Importantly, he concluded that “the ripple effect” of sanctions on Russia’s elites may have amplified the sanctions’ consequences, as disrupting the Russian elite’s access to Western financial and legal services undermines Putin’s political economy.
Gould-Davies said Putin is facing his most difficult period since coming to power in 2000 with his popularity falling back to the levels seen before his invasion of Crimea boosted his poll figures to astronomical heights. Gould-Davies attributes much of that fall to the effect of sanctions, which have frozen ordinary Russians’ living standards since the Kremlin’s aggression against Ukraine began.
He believes that sanctions need a long time to achieve their aims, but has no doubt they have helped Ukraine immensely. He said the threat of sterner measures, such as barring Moscow from the SWIFT banking system for international financial transfers, probably discouraged Russia from attempting to capture Mariupol in 2015.
Sanctions have recently been more directly focused against individuals and oligarchs who own large private businesses, and this section of the elite has found itself vulnerable and many of them, he believes, blame Putin – although few openly – for their predicament.
“An important section of the Russian elites are disproportionately dependent on access to western financial, legal property and public relation systems,” Gould-Davies said. “That’s a very interesting paradox.”

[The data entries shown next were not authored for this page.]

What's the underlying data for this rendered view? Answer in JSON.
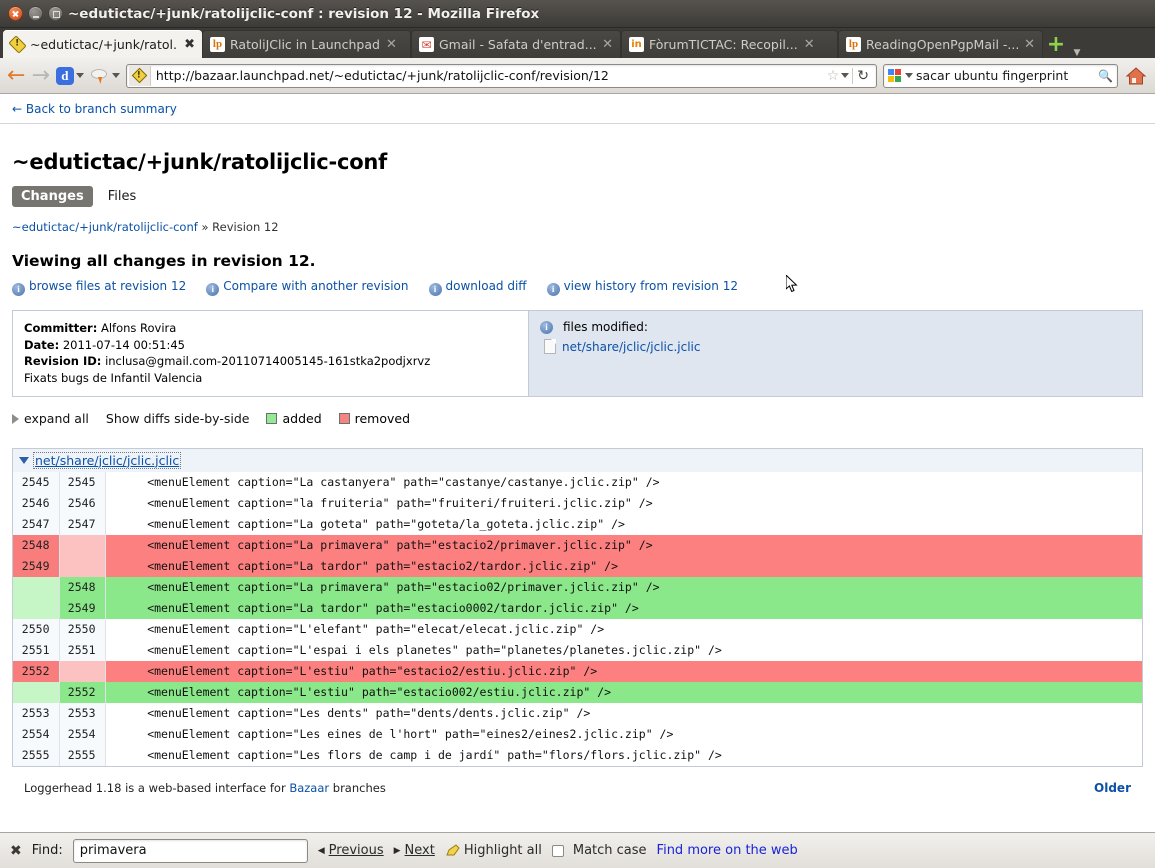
{
  "window": {
    "title": "~edutictac/+junk/ratolijclic-conf : revision 12 - Mozilla Firefox",
    "buttons": {
      "close": "close-window",
      "minimize": "minimize-window",
      "maximize": "maximize-window"
    }
  },
  "tabs": [
    {
      "label": "~edutictac/+junk/ratol...",
      "favicon": "warning-diamond-icon",
      "active": true
    },
    {
      "label": "RatoliJClic in Launchpad",
      "favicon": "launchpad-icon",
      "active": false
    },
    {
      "label": "Gmail - Safata d'entrad...",
      "favicon": "gmail-icon",
      "active": false
    },
    {
      "label": "FòrumTICTAC: Recopil...",
      "favicon": "forum-icon",
      "active": false
    },
    {
      "label": "ReadingOpenPgpMail -...",
      "favicon": "launchpad-icon",
      "active": false
    }
  ],
  "newtab_label": "+",
  "navbar": {
    "back": "←",
    "forward": "→",
    "downloads_label": "d",
    "url": "http://bazaar.launchpad.net/~edutictac/+junk/ratolijclic-conf/revision/12",
    "star": "☆",
    "reload": "↻",
    "search_value": "sacar ubuntu fingerprint",
    "search_engine": "google-icon",
    "home": "home-icon"
  },
  "page": {
    "back_link": "← Back to branch summary",
    "title": "~edutictac/+junk/ratolijclic-conf",
    "tabs": [
      {
        "label": "Changes",
        "selected": true
      },
      {
        "label": "Files",
        "selected": false
      }
    ],
    "breadcrumb_link": "~edutictac/+junk/ratolijclic-conf",
    "breadcrumb_sep": " » ",
    "breadcrumb_current": "Revision 12",
    "viewing_heading": "Viewing all changes in revision 12.",
    "actions": [
      "browse files at revision 12",
      "Compare with another revision",
      "download diff",
      "view history from revision 12"
    ],
    "commit": {
      "committer_label": "Committer:",
      "committer_value": "Alfons Rovira",
      "date_label": "Date:",
      "date_value": "2011-07-14 00:51:45",
      "revid_label": "Revision ID:",
      "revid_value": "inclusa@gmail.com-20110714005145-161stka2podjxrvz",
      "message": "Fixats bugs de Infantil Valencia"
    },
    "files_modified": {
      "heading": "files modified:",
      "files": [
        "net/share/jclic/jclic.jclic"
      ]
    },
    "legend": {
      "expand_all": "expand all",
      "side_by_side": "Show diffs side-by-side",
      "added": "added",
      "removed": "removed",
      "added_color": "#8ae88a",
      "removed_color": "#fd8080"
    },
    "diff_file_name": "net/share/jclic/jclic.jclic",
    "diff_rows": [
      {
        "type": "ctx",
        "old": "2545",
        "new": "2545",
        "code": "    <menuElement caption=\"La castanyera\" path=\"castanye/castanye.jclic.zip\" />"
      },
      {
        "type": "ctx",
        "old": "2546",
        "new": "2546",
        "code": "    <menuElement caption=\"la fruiteria\" path=\"fruiteri/fruiteri.jclic.zip\" />"
      },
      {
        "type": "ctx",
        "old": "2547",
        "new": "2547",
        "code": "    <menuElement caption=\"La goteta\" path=\"goteta/la_goteta.jclic.zip\" />"
      },
      {
        "type": "rem",
        "old": "2548",
        "new": "",
        "code": "    <menuElement caption=\"La primavera\" path=\"estacio2/primaver.jclic.zip\" />"
      },
      {
        "type": "rem",
        "old": "2549",
        "new": "",
        "code": "    <menuElement caption=\"La tardor\" path=\"estacio2/tardor.jclic.zip\" />"
      },
      {
        "type": "add",
        "old": "",
        "new": "2548",
        "code": "    <menuElement caption=\"La primavera\" path=\"estacio02/primaver.jclic.zip\" />"
      },
      {
        "type": "add",
        "old": "",
        "new": "2549",
        "code": "    <menuElement caption=\"La tardor\" path=\"estacio0002/tardor.jclic.zip\" />"
      },
      {
        "type": "ctx",
        "old": "2550",
        "new": "2550",
        "code": "    <menuElement caption=\"L'elefant\" path=\"elecat/elecat.jclic.zip\" />"
      },
      {
        "type": "ctx",
        "old": "2551",
        "new": "2551",
        "code": "    <menuElement caption=\"L'espai i els planetes\" path=\"planetes/planetes.jclic.zip\" />"
      },
      {
        "type": "rem",
        "old": "2552",
        "new": "",
        "code": "    <menuElement caption=\"L'estiu\" path=\"estacio2/estiu.jclic.zip\" />"
      },
      {
        "type": "add",
        "old": "",
        "new": "2552",
        "code": "    <menuElement caption=\"L'estiu\" path=\"estacio002/estiu.jclic.zip\" />"
      },
      {
        "type": "ctx",
        "old": "2553",
        "new": "2553",
        "code": "    <menuElement caption=\"Les dents\" path=\"dents/dents.jclic.zip\" />"
      },
      {
        "type": "ctx",
        "old": "2554",
        "new": "2554",
        "code": "    <menuElement caption=\"Les eines de l'hort\" path=\"eines2/eines2.jclic.zip\" />"
      },
      {
        "type": "ctx",
        "old": "2555",
        "new": "2555",
        "code": "    <menuElement caption=\"Les flors de camp i de jardí\" path=\"flors/flors.jclic.zip\" />"
      }
    ],
    "footer_text_1": "Loggerhead 1.18 is a web-based interface for ",
    "footer_link": "Bazaar",
    "footer_text_2": " branches",
    "older_label": "Older"
  },
  "findbar": {
    "close": "✖",
    "label": "Find:",
    "value": "primavera",
    "placeholder": "",
    "previous": "Previous",
    "next": "Next",
    "highlight_all": "Highlight all",
    "match_case": "Match case",
    "find_more": "Find more on the web"
  }
}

Depriving the elite of their ability to access and enjoy asset protection sows discontent, and many could be considering what should happen when Putin’s current term ends in 2024, he added.
Gould-Davies pointed out that in the1990s Russian oligarchs occupied senior political positions, which enabled them to advance and protect their businesses and dictate politics.
Putin curbed their political power but allowed them to hang onto their wealth as long as they were obedient. “It’s very unusual to be wealthy but powerless; very unusual for the elites to have their core interests systematically override or ignored by power,” Gould-Davies said.
The refusal by many oligarchs to heed Putin’s demands to repatriate the billions of dollars they have taken overseas is a sign that his control over them has its limits, he said, and as sanctions increasingly bite, the measures are demonstrating to the oligarchs that their interests and those of Putin are increasingly divergent.
“Political change takes place from within rather than from below,” Gould-Davies said.
“Major change always takes place, or certainly is initiated, by elites themselves.”